Le presenze turistiche sono cresciute (+10,2% dal 2002), trainate da Trieste (+123%), ma il settore rappresenta solo una frazione del valore economico regionale. E il Fvg pesa appena il 2,2% sul turismo nazionale, contro il 38,9% del Nordest. “Competere con Trentino, Veneto ed Emilia richiede più che spot promozionali”.
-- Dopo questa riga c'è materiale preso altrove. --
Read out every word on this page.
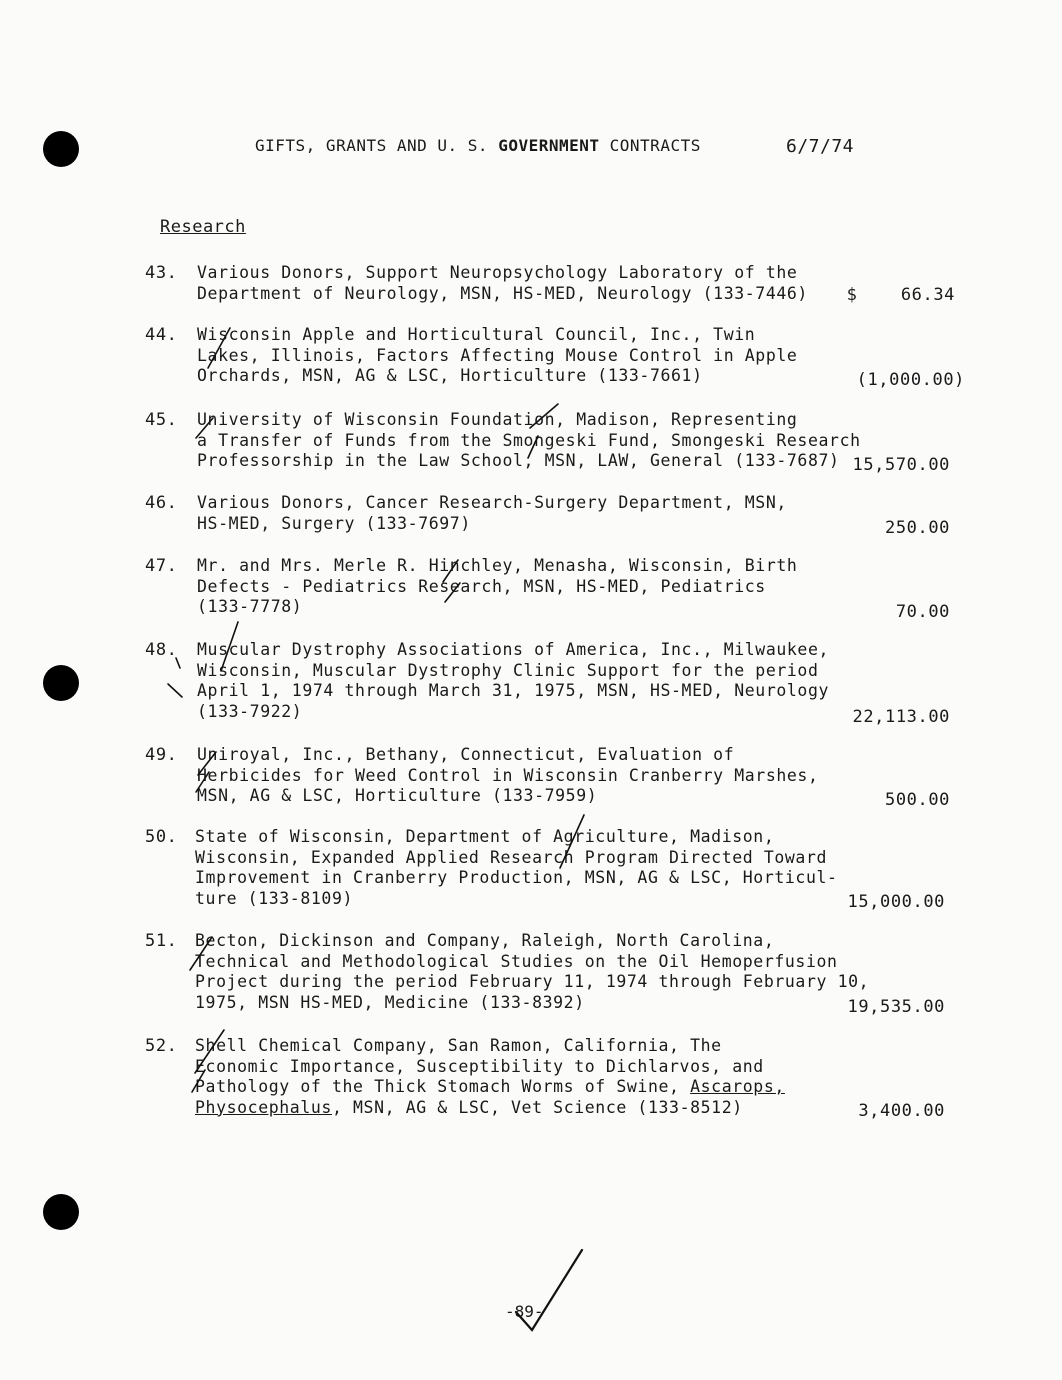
GIFTS, GRANTS AND U. S. GOVERNMENT CONTRACTS	6/7/74
Research
43. Various Donors, Support Neuropsychology Laboratory of the
Department of Neurology, MSN, HS-MED, Neurology (133-7446)	$    66.34
44. Wisconsin Apple and Horticultural Council, Inc., Twin
Lakes, Illinois, Factors Affecting Mouse Control in Apple
Orchards, MSN, AG & LSC, Horticulture (133-7661)	(1,000.00)
45. University of Wisconsin Foundation, Madison, Representing
a Transfer of Funds from the Smongeski Fund, Smongeski Research
Professorship in the Law School, MSN, LAW, General (133-7687) 15,570.00
46. Various Donors, Cancer Research-Surgery Department, MSN,
HS-MED, Surgery (133-7697)	250.00
47. Mr. and Mrs. Merle R. Hinchley, Menasha, Wisconsin, Birth
Defects - Pediatrics Research, MSN, HS-MED, Pediatrics
(133-7778)	70.00
48. Muscular Dystrophy Associations of America, Inc., Milwaukee,
Wisconsin, Muscular Dystrophy Clinic Support for the period
April 1, 1974 through March 31, 1975, MSN, HS-MED, Neurology
(133-7922)	22,113.00
49. Uniroyal, Inc., Bethany, Connecticut, Evaluation of
Herbicides for Weed Control in Wisconsin Cranberry Marshes,
MSN, AG & LSC, Horticulture (133-7959)	500.00
50. State of Wisconsin, Department of Agriculture, Madison,
Wisconsin, Expanded Applied Research Program Directed Toward
Improvement in Cranberry Production, MSN, AG & LSC, Horticul-
ture (133-8109)	15,000.00
51. Becton, Dickinson and Company, Raleigh, North Carolina,
Technical and Methodological Studies on the Oil Hemoperfusion
Project during the period February 11, 1974 through February 10,
1975, MSN HS-MED, Medicine (133-8392)	19,535.00
52. Shell Chemical Company, San Ramon, California, The
Economic Importance, Susceptibility to Dichlarvos, and
Pathology of the Thick Stomach Worms of Swine, Ascarops,
Physocephalus, MSN, AG & LSC, Vet Science (133-8512)	3,400.00
-89-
Cosa fare? “Prendere coscienza della “decrescita infelice” del Friuli, che non è frutto di shock improvvisi, ma di un declino
silenzioso e persistente, come accadde dopo il sisma del ’76 – ha osservato Fulvio Mattioni, economista di RilanciaFriuli, che ha illustrato il report -. Un investimento straordinario di 500 milioni di euro, da destinare al rilancio industriale (zone
produttive, attrazione imprese), politiche di accoglienza e inserimento per immigrati economici, welfare per anziani,
contrasto allo spopolamento dei piccoli comuni e valorizzazione dei giovani diplomati e laureati. Il Friuli ha bisogno di un vero risveglio collettivo. La prossima occasione è nelle imminenti variazioni di bilancio. La scelta è tra un lento declino o una ripartenza consapevole”.